Sözleşmeler hukukunda temel ilke, irade serbestîsi ve buna paralel olarak da sözleşme özgürlüğüdür.
Bir teklifin öneri olarak nitelendirilmesi için gerekli şartlar nelerdir?
Bir teklifin öneri olarak nitelendirilmesi için, önerinin karşı tarafa yöneltilmiş olması, sözleşmenin bütün esaslı noktalarını taşıması, ciddi olması ve öneriyi yapanın bu öneri ile bağlanma iradesine sahip olması gerekmektedir.
Kabul beyanı nedir?
Kabul beyanı ise bağlanma iradesi ile yapılan öneriye karşılık sözleşmenin diğer tarafınca öneriyi yapana yöneltilen ve sözleşmenin öneriye uygun olarak kurulması arzusunu kesin şekilde ifade eden irade beyanıdır.
Şekil serbestîsi nedir?
Öneri ve kabul beyanının hangi şekilde yapılacağı hususunda açıkça Kanun veya tarafların üzerinde kararlaştırdıkları bir şekil şartının bulunmadığı durumlarda, yapılacak irade açıklaması herhangi bir şekil şartına tâbi değildir. Bu durum hukukumuzda “şekil serbestîsi” olarak adlandırılmaktadır.

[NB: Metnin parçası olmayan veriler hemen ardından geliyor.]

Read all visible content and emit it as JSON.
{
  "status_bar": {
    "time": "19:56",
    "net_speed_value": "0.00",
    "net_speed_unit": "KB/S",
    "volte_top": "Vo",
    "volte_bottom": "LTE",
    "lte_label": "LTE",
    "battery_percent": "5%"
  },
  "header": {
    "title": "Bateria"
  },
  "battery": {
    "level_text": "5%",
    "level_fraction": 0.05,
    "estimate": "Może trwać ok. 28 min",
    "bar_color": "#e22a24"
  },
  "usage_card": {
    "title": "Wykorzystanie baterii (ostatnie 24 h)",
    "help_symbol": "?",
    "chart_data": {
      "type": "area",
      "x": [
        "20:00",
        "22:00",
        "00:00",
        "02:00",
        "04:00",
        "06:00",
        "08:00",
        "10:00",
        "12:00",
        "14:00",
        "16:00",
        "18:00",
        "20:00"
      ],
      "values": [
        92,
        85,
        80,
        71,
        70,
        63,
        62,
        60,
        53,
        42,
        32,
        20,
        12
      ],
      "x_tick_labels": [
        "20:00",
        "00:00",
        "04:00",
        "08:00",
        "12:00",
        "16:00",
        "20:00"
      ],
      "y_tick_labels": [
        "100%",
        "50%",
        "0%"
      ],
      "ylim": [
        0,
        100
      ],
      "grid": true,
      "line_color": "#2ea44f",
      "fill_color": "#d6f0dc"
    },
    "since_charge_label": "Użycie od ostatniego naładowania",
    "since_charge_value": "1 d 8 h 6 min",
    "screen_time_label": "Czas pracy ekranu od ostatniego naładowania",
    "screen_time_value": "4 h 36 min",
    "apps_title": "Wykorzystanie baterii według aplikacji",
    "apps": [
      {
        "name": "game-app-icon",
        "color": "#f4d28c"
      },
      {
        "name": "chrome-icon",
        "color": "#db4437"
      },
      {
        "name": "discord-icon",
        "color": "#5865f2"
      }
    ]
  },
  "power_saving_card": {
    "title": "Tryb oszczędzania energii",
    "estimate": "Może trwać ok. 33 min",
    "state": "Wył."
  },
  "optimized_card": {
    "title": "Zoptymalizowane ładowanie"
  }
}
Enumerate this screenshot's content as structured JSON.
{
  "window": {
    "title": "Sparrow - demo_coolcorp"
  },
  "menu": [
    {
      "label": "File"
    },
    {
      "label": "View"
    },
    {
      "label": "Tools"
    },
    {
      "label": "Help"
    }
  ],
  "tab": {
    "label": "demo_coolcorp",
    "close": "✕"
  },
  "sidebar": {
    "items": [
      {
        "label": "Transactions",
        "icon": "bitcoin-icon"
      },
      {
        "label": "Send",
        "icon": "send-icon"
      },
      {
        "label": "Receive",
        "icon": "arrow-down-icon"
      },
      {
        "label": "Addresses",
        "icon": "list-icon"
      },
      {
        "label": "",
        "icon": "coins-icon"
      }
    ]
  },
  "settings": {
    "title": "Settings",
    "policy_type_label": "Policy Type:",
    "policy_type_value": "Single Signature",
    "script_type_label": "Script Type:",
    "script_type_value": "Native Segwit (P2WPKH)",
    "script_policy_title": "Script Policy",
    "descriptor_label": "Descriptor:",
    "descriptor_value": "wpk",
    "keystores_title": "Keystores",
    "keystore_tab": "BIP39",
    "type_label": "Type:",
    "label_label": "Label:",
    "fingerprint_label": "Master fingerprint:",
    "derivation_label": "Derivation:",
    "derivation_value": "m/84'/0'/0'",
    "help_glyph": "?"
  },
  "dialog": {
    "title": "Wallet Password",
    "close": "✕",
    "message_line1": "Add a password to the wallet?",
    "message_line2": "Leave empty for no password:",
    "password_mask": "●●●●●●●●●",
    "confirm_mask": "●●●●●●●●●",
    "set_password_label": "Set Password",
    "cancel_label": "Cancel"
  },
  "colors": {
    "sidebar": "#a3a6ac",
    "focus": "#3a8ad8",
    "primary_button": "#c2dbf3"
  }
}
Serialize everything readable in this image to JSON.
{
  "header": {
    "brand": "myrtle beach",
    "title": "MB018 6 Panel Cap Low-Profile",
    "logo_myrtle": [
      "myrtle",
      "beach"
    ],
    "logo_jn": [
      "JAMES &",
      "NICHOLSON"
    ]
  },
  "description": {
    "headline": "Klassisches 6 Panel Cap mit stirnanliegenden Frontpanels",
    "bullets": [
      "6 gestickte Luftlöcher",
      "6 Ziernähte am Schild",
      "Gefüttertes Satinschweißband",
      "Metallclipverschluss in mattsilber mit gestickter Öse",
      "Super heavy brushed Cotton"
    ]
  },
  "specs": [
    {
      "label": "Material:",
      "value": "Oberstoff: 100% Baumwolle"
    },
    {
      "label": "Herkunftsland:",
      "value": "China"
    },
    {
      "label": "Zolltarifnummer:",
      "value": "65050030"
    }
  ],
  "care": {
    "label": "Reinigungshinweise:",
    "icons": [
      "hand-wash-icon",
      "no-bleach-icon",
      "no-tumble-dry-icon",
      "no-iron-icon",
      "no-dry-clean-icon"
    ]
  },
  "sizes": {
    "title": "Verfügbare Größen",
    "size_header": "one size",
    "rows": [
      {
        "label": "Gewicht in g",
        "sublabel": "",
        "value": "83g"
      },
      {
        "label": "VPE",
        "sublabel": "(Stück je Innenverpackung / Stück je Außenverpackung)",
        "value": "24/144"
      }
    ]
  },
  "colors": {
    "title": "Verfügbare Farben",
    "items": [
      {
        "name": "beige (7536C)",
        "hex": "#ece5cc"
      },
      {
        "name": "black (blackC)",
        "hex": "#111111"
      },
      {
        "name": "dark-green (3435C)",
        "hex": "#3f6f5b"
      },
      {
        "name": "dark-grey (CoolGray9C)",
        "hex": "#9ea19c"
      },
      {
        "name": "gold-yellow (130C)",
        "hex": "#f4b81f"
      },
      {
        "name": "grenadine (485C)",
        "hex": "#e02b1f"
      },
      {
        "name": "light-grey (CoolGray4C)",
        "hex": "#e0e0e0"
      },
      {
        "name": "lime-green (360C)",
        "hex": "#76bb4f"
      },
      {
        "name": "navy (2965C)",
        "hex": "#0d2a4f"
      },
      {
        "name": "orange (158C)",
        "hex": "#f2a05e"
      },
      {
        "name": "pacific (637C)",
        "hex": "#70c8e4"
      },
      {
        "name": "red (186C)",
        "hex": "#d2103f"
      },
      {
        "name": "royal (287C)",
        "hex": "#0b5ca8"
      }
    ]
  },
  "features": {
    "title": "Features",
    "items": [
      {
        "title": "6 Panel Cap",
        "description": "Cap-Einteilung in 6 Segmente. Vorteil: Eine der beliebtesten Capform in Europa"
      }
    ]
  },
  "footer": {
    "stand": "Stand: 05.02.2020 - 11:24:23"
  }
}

Tipik (isimli) sözleşmeler nedir?
Sözleşmeler, TBK veya diğer Kanunlarda düzenlendiği takdirde bunlar tipik (isimli) sözleşmeler olarak adlandırılmaktadır.
Atipik (isimsiz) sözleşmeler nedir?
TBK veya diğer Kanunlarda açıkça düzenlenmeyen sözleşmeler atipik (isimsiz) sözleşmeler olarak adlandırılmaktadır.
Atipik (isimsiz) sözleşmelerin özellikleri nelerdir?
Atipik (isimsiz) sözleşmeler, hiçbir unsuru itibariyle ya da kısmen herhangi bir Kanun hükmüyle düzenlenmemiş olabileceği gibi kanunun başka sözleşme tipleri bakımından öngördüğü unsurların kanunun öngörmediği bir tarzda bir araya gelmesi şeklinde de olabilmektedir. Sözleşme özgürlüğü ilkesi doğrultusunda atipik (isimsiz) sözleşmeler; kendine özgü yapısı olan sözleşmeler (sui generis), karma sözleşmeler ve birleşik sözleşmeler şeklinde ayrılmaktadır.
TBK m. 502’ye göre; Vekâlet sözleşmesinin tanımı nedir?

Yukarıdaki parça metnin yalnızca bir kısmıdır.